All four lives collide in the aftermath of the Great War, during Turkey’s systematic slaughter of the Armenian people.
The Promise is a well-acted piece of historical storytelling that doesn’t manipulate the facts of the Armenian Genocide for the sake of fiction. Unfortunately, the awkward love triangle only distracts from the enormity of the massacre.

Fortunately with post-war breakups, you have your wife stateside to console you.  Yellow Light

 
The Lost City of Z

The easiest way to find a lost tribe in the Amazon is to clear-cut the entire rainforest.

Sadly, the explorers in this drama forgot to bring some lumberjacks with them.

After returning home to England with ancient artifacts obtained on his latest expedition to the jungle to prove the existence of an advanced civilization, renowned explorer Percy Fawcett (Charlie Hunnam) becomes a laughingstock.

Not until after WWI does Fawcett find funding through the Rockefellers and is able to return to the wilderness with his son (Tom Holland) to find the lost city of Zed. Neither father nor son returned to Nina Fawcett (Sienna Miller).

The haunting tale of Fawcett’s real life disappearance that still remains unsolved, this artfully shot biography is an engaging adventure saga that is hindered by poor editing, a prolonged narrative and a weak lead.

Incidentally, if lost tribes wanted Englishmen to find them they would build pubs.  Yellow Light 


***Explorers Clubbing***

 
Aguirre, the Wrath of God

By the time technology makes exploring easy there’s nothing left to discover.

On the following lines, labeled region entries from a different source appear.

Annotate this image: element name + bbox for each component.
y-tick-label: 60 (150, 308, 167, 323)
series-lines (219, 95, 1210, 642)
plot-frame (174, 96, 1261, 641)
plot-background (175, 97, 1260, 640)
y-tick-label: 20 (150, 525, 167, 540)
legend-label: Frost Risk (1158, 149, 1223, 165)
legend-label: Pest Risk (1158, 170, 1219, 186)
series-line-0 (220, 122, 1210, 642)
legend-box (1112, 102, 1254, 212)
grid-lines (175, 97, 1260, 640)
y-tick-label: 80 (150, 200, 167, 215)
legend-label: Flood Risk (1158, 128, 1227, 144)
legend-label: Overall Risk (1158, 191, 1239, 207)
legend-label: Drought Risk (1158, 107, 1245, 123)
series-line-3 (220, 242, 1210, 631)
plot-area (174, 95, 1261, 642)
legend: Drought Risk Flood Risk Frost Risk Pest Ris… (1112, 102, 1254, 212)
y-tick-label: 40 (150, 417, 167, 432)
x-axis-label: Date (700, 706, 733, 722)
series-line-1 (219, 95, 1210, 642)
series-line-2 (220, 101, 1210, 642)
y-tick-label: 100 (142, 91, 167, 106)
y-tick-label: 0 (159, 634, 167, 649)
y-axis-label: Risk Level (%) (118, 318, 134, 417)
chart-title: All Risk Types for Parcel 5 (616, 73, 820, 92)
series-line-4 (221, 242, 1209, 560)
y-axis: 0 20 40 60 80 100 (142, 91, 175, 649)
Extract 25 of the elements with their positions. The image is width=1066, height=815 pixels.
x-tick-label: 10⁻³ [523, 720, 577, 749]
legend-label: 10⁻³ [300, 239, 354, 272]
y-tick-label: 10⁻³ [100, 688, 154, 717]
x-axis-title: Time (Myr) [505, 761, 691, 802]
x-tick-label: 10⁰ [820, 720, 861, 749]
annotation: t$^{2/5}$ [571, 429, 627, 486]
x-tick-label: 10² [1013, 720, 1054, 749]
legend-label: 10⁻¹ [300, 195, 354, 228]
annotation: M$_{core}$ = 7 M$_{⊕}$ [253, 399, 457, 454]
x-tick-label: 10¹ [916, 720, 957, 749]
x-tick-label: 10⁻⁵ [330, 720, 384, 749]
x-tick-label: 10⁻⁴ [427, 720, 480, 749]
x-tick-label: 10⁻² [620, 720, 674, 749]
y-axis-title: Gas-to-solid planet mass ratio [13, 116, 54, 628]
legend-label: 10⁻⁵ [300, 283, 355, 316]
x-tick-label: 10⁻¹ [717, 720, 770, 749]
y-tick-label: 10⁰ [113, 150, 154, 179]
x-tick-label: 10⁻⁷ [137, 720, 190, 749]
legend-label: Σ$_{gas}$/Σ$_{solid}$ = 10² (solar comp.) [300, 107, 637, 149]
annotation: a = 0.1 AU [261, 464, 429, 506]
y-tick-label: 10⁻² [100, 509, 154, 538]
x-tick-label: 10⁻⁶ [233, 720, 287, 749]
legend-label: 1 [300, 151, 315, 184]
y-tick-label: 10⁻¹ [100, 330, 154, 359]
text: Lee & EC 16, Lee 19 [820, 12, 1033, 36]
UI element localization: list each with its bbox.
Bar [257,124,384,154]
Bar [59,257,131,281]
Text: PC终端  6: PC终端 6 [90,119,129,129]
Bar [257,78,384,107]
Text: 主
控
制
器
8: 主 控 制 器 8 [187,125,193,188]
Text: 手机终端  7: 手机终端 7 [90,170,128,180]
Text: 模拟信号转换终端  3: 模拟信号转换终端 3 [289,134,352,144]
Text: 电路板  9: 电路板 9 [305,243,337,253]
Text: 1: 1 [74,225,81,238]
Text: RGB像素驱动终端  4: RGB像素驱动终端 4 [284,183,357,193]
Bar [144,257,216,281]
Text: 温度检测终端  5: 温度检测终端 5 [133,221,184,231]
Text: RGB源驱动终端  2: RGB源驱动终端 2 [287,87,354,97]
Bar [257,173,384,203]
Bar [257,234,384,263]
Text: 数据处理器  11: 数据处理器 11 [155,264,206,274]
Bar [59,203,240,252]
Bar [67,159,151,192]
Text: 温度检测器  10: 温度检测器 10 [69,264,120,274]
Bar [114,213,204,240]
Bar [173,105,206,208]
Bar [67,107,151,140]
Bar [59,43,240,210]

Which is why the adventurers in this drama didn’t wait for Google Maps to exist.

While on a Gonzalo Pizarro (Alejandro Repullés) lead expedition to find El Dorado, 16th century Spanish conquistador Lope de Aguirre (Klaus Kinski) is allocated to a small fleet sent down the Amazon river to scout ahead.

Joining Aguirre on the raft is his daughter (Cecilia Rivera), his commander (Ruy Guerra), his commander’s mistress (Helena Rojo), a nobleman and a priest.

Aguirre’s avarice eventually results in a mutiny. While his madness steers everyone aboard towards their deaths.

German director Werner Herzog’s disturbing depiction of colonialism, this cult classic uses fact on which to build its fictional account of Aguirre’s descent into lunacy. Success is ultimately achieved thanks to Kinski’s haunting performance.

Incidentally, the only civilization the conquistadors are credited with discovering is crazy town.